Facts:
The case Softman Products Company LLC., versus Adobe Systems Incorporated presents numerous complex issues in regards to contract law. Softman, a reseller of computer software, has been selling Adobe products that Adobe believes should be distributed as part of a set if they are to be distributed at all. As a result of Softman’s actions, Adobe files a counterclaim because they believe that Softman has infringed on its trademark. Adobe feels that it reputation is at stake because they believe that the products that Softman has been selling have been altered and consumers may have a difficult time receiving the proper technical support if they experienced problems with the software, which could cause consumers not to trust the Adobe name. Softman Products Company believes that they have committed no wrong doing since they do not have a contract with Adobe Systems Incorporated. There are various questions that the court must answer in regards to this case. First of all, what right(s) does Adobe have as owner of the intellectual property? What does Adobe actually own? Does the First Sale Doctrine apply in regards to this case?
Issue:
Adobe contends that it products are not to be sold, but distributed through licensing agreements, and the end user obtains a license to use the products; however, the end user does not own any of the copyrighted information. The end users agreement allows for the sale or transfer of the software, provided that the person or entity transfers all of the products and surrender all of their rights to use the software (Palma Decl., Ex. 1.). Softman’s case relies on the First Sale Doctrine, which was first reviewed by the United States Supreme Court in 1908, and states, “the owner of a particular copy…lawfully made under this title… is entitled, without the authority of the copyright owner, to sell or otherwise dispose of the possession of that copy.” (Bobbs-Merrill Co. v. Straus, 210 U.S. 339, 28 S. Ct. 722, 52 L.Ed. 1086 (1908). Softman legally purchased the software, and because of the company’s intent to resale the merchandise, they technically were not the end users of the product, so should they be subject to the end users agreement?

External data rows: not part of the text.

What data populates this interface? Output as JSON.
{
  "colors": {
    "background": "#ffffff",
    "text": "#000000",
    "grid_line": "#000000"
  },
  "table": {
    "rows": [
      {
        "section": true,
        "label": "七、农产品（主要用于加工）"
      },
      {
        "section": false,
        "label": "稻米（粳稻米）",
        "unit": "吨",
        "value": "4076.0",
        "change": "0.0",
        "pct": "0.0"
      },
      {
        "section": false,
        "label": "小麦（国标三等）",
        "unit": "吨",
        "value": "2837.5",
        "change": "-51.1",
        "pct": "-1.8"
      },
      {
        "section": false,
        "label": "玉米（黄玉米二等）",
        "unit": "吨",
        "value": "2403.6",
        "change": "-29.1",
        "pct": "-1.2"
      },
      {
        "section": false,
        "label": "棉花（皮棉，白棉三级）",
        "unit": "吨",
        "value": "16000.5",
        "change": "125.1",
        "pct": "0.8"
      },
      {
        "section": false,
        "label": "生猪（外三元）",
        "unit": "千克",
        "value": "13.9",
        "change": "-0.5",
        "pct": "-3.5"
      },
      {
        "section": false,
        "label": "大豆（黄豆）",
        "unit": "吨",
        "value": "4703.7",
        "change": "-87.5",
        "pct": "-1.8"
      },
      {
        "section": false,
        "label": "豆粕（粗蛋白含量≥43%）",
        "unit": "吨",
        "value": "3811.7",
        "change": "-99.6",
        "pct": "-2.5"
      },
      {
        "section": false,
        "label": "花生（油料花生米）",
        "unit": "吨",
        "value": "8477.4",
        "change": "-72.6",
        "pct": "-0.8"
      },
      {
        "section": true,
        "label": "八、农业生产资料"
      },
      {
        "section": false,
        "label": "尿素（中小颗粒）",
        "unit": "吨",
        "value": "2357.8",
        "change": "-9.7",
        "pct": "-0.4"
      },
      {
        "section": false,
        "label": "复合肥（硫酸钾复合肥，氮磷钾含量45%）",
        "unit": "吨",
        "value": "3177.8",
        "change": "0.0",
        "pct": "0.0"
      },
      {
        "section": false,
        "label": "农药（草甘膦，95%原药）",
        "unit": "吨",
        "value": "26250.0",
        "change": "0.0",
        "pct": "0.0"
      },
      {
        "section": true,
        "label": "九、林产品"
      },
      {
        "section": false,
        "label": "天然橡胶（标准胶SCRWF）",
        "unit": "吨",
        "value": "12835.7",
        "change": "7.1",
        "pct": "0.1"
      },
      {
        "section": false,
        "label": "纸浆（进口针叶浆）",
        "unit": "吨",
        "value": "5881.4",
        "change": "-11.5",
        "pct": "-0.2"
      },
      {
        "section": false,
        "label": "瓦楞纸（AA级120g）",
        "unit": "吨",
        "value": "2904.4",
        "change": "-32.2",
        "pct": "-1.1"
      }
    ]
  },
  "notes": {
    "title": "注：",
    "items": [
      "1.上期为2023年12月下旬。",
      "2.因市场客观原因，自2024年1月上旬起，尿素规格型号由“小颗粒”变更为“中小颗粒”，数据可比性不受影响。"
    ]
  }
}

Rule of Law and Application:
There are two precedents that Adobe relies on to support their case. The first is Microsoft Corp. v. Harmony Computers and Electronics, Inc., 846 F. Supp. 208, 212 (E.D.N.Y. 1994), and this is a case where the court upholds Microsoft’s claim that Harmony was in violation of a licensing agreement by selling counterfeit products. While Adobe acknowledges that Softman was not selling counterfeit products, they were altering the original collection and selling the products in a manner that Adobe never intended its products to be sold. If a publishing company sold half of a novel or excerpts from a novel without the consent from the author then that would be grounds for copyright infringement. In the above mentioned case, Harmony Computers and Electronics, Incorporated was never a Microsoft licensee and therefore they were never authorized to sell Microsoft products.
Secondly, in the case of Adobe Systems Incorporated verses One Stop Micro Incorporated, which was another case in which Adobe’s products were being altered and the resold, the court stated that, “while One Stop is not a signatory to an Adobe licensing agreement, it is nevertheless subject to the restrictions of those agreements” (Adobe Sys. Inc. v. One Stop Micro, Inc., 84 F. Supp. 2d 1086, 1093 (N.D. Cal. 2000). Softman was not a signatory to an Adobe licensing agreement either, but still should have been subject to the terms and conditions that were set forth by Adobe. Lastly, the court upheld that One Stop could not use the First Sale Doctrine as a defense because the end user was not the actual owner of the product, they only bought a license to use the product.
Conclusion:
In Conclusion, Adobe Systems Incorporated must be allowed to have some control over the way their copyrighted products are distributed. While Softman was not altering the physical software or willingly peeling off stickers to deceive the public like Harmony Computers and Electronics and One Stop Micro were doing, Softman was still guilty of unbundling products that were meant to be distributed together as a bundle, and they should have been held accountable to the restrictions of the licensing agreement, just as One Stop Micro Incorporated was held accountable for their actions. Secondly, the consumers that purchased software from Softman received only a license to use the software, therefore the First Sale Doctrine defense should be null and void just as it was in the One Stop Computers Case.